Musk denies report of new ethics conflict in Tesla/xAI FSD revenue-share scheme

Tesla has considered an arrangement that would license AI models from CEO Elon Musk’s AI startup, xAI, according to WSJ.

It would be the latest in a number of conflicts of interest that have cropped up related to Musk’s channeling of resources from Tesla, a public company, to xAI, his own privately-held company, though Musk denied the report without reading it.

For many years now, Tesla and Musk have promised that Tesla cars would have full self-driving capability in the near future. Deadlines have been constantly pushed back, suggesting that the problem of self-driving is harder than Tesla originally thought it is.

But that hasn’t stopped the company’s public optimism, with Musk promising just over a month ago that he would be shocked if Tesla doesn’t have unsupervised full self-driving next year.

Musk talks up Tesla’s AI expertise

Musk has also talked up Tesla’s AI efforts, with the company hosting “AI Day” events in 2021 and 2022. Both events came before xAI was founded in 2023, after which Tesla has not hosted another AI Day.

One of Tesla’s major AI efforts has been its Dojo supercomputer, which it has claimed is one of the most powerful supercomputers in the world.

Musk has even said that Tesla already has “baby AGI,” meaning artificial general intelligence, or the hypothetical idea of a computer that is capable of doing not just a single task well, but mimicking the skills of a human across a broad array of tasks. Scientists question whether AGI is even possible, but that hasn’t stopped Musk from claiming that Tesla has already achieved it.

Musk also said in recent months that Tesla’s leadership in FSD, AI and specifically its Optimus humanoid robot, could lead to an increase of tens of trillions of dollars in market cap for the company.

All of this has led Musk to make some rather serious pronouncements, such as suggesting that if an investor doesn’t think Tesla will be the company to solve autonomous driving, then they should not invest in the company, and that Tesla is worth “basically zero” without FSD.

If Tesla’s so good at AI, why rely on xAI?

And so, given Tesla’s clear AI supremacy, it seems odd that Tesla would need to lean on another company – xAI – that’s just over a year old.

Not only is xAI a newer player in the space, it has also relied on Tesla for many resources. Musk has already poached talent from Tesla to xAI, discussed investing $5 billion of Tesla money into xAI, and shifted priority shipments of H100 GPUs (the chips used for AI calculations) from Tesla to xAI.

All of this was done despite Musk having a fiduciary duty to Tesla’s shareholders, whereas his duty in xAI is primarily to himself, as the company is privately owned by him.

These conflicts of interest didn’t stop Musk from threatening to move AI efforts to xAI rather than Tesla if he wasn’t given more ownership of Tesla (which he felt necessary after selling many of his Tesla shares to buy twitter). He made that threat in the run-up to the shareholder vote to reinstate his illegal pay package, and despite that vote passing, he has apparently not stopped shifting efforts from Tesla to xAI.
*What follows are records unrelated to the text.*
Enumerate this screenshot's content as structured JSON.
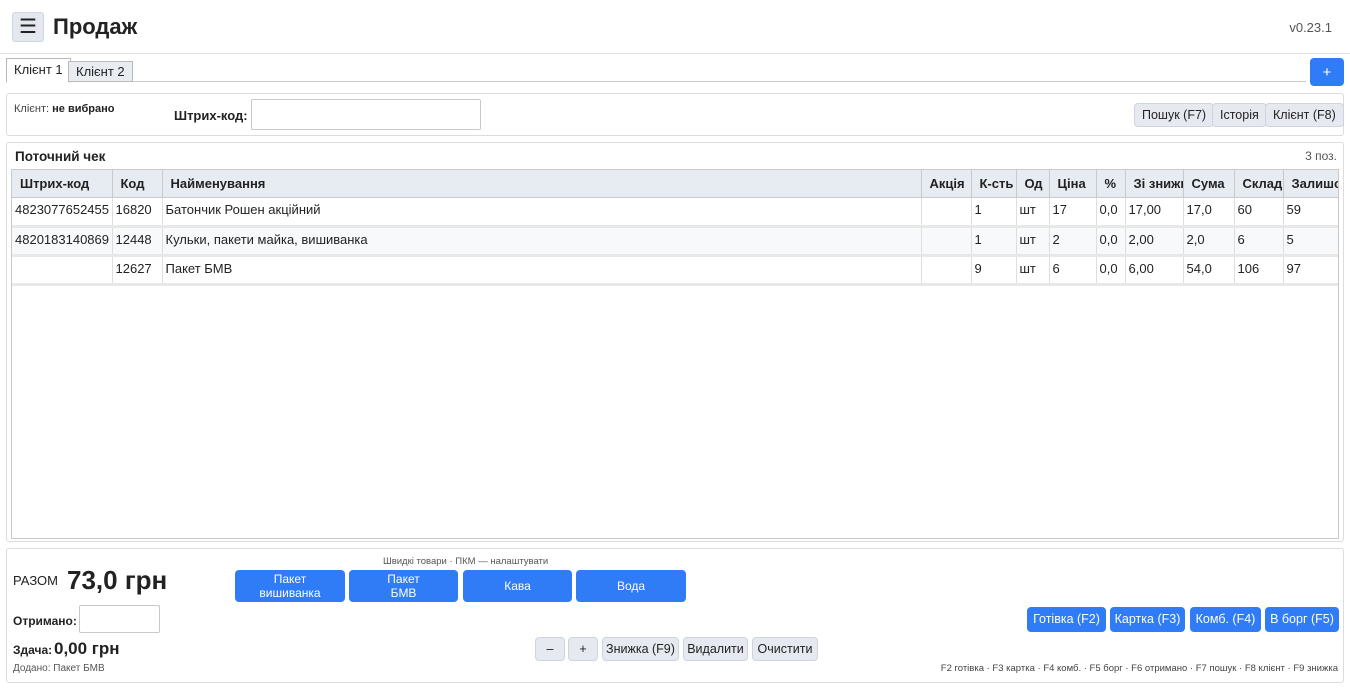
{
  "header": {
    "menu_glyph": "☰",
    "title": "Продаж",
    "version": "v0.23.1"
  },
  "tabs": [
    {
      "label": "Клієнт 1",
      "active": true
    },
    {
      "label": "Клієнт 2",
      "active": false
    }
  ],
  "add_tab_label": "+",
  "client": {
    "prefix": "Клієнт:",
    "value": "не вибрано",
    "barcode_label": "Штрих-код:",
    "barcode_value": "",
    "buttons": {
      "search": "Пошук (F7)",
      "history": "Історія",
      "client": "Клієнт (F8)"
    }
  },
  "receipt": {
    "title": "Поточний чек",
    "count": "3 поз.",
    "columns": [
      "Штрих-код",
      "Код",
      "Найменування",
      "Акція",
      "К-сть",
      "Од",
      "Ціна",
      "%",
      "Зі знижкою",
      "Сума",
      "Склад",
      "Залишок"
    ],
    "rows": [
      [
        "4823077652455",
        "16820",
        "Батончик Рошен акційний",
        "",
        "1",
        "шт",
        "17",
        "0,0",
        "17,00",
        "17,0",
        "60",
        "59"
      ],
      [
        "4820183140869",
        "12448",
        "Кульки, пакети майка, вишиванка",
        "",
        "1",
        "шт",
        "2",
        "0,0",
        "2,00",
        "2,0",
        "6",
        "5"
      ],
      [
        "",
        "12627",
        "Пакет БМВ",
        "",
        "9",
        "шт",
        "6",
        "0,0",
        "6,00",
        "54,0",
        "106",
        "97"
      ]
    ]
  },
  "summary": {
    "total_label": "РАЗОМ",
    "total_value": "73,0 грн",
    "quick_hint": "Швидкі товари · ПКМ — налаштувати",
    "quick_items": [
      "Пакет\nвишиванка",
      "Пакет\nБМВ",
      "Кава",
      "Вода"
    ],
    "received_label": "Отримано:",
    "received_value": "",
    "change_label": "Здача:",
    "change_value": "0,00 грн",
    "added_text": "Додано: Пакет БМВ",
    "payment_buttons": {
      "cash": "Готівка (F2)",
      "card": "Картка (F3)",
      "combo": "Комб. (F4)",
      "debt": "В борг (F5)"
    },
    "action_buttons": {
      "minus": "–",
      "plus": "+",
      "discount": "Знижка (F9)",
      "delete": "Видалити",
      "clear": "Очистити"
    },
    "shortcuts": "F2 готівка · F3 картка · F4 комб. · F5 борг · F6 отримано · F7 пошук · F8 клієнт · F9 знижка"
  },
  "colors": {
    "accent": "#2f7cf6",
    "header_bg": "#e7ebf2"
  }
}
The matter is currently subject to a shareholder lawsuit alleging that Musk is unduly channeling money and resources from his public company into his own private coffers.

Tesla now reportedly considering sharing FSD revenue with xAI

The latest move was reported over the weekend by Wall Street Journal, citing “people familiar with the matter,” who say discussions have been had around licensing xAI’s software for FSD, and using xAI to help develop voice assistance features for Tesla cars and for Optimus robots.

In exchange for this help, xAI executives have suggested an even revenue-sharing split from Tesla’s FSD.

Currently, Tesla charges $8,000 for its FSD software, down from a peak of $15,000. Musk has previously said that as FSD becomes more capable, the price and value of the software will only rise, claiming that Teslas will be “appreciating assets” as a result.

Revenue from FSD is currently a big chunk of Tesla’s total revenue, but much of it has been deferred as the software is not yet fully capable of what has been promised.

And so the FSD system (and future products like the soon-to-be-unveiled Robotaxi) comes along with a big promise of future Tesla revenue – and if a chunk of that is sent to xAI, rather than to Tesla, that would be a big hit against expected future revenues for Tesla.

Musk denies WSJ’s claim, without reading it

For his part, Musk denied WSJ’s claim, but admitted that he did so without reading the article in question. Instead, he responded to an unrelated twitter user’s summary rather than the article itself, showing his disinterest in reading information on a platform that doesn’t algorithmically cater exclusively sycophantic content into his feed.

Musk has previously denied other media claims that turned out to be true, such as Reuters’ report that the Model 2 would be de-emphasized in favor of Robotaxi.

But even within his denial, he admits that Tesla, the longtime AI/self-driving company which he claims has already achieved “baby AGI,” is learning from his nascent private AI startup which does not have nearly the history with autonomy that Tesla has.

This could be concerning that Tesla has had slower progress than a new startup – or could be a reflection of the fact that Musk has been channeling resources from the former to the latter.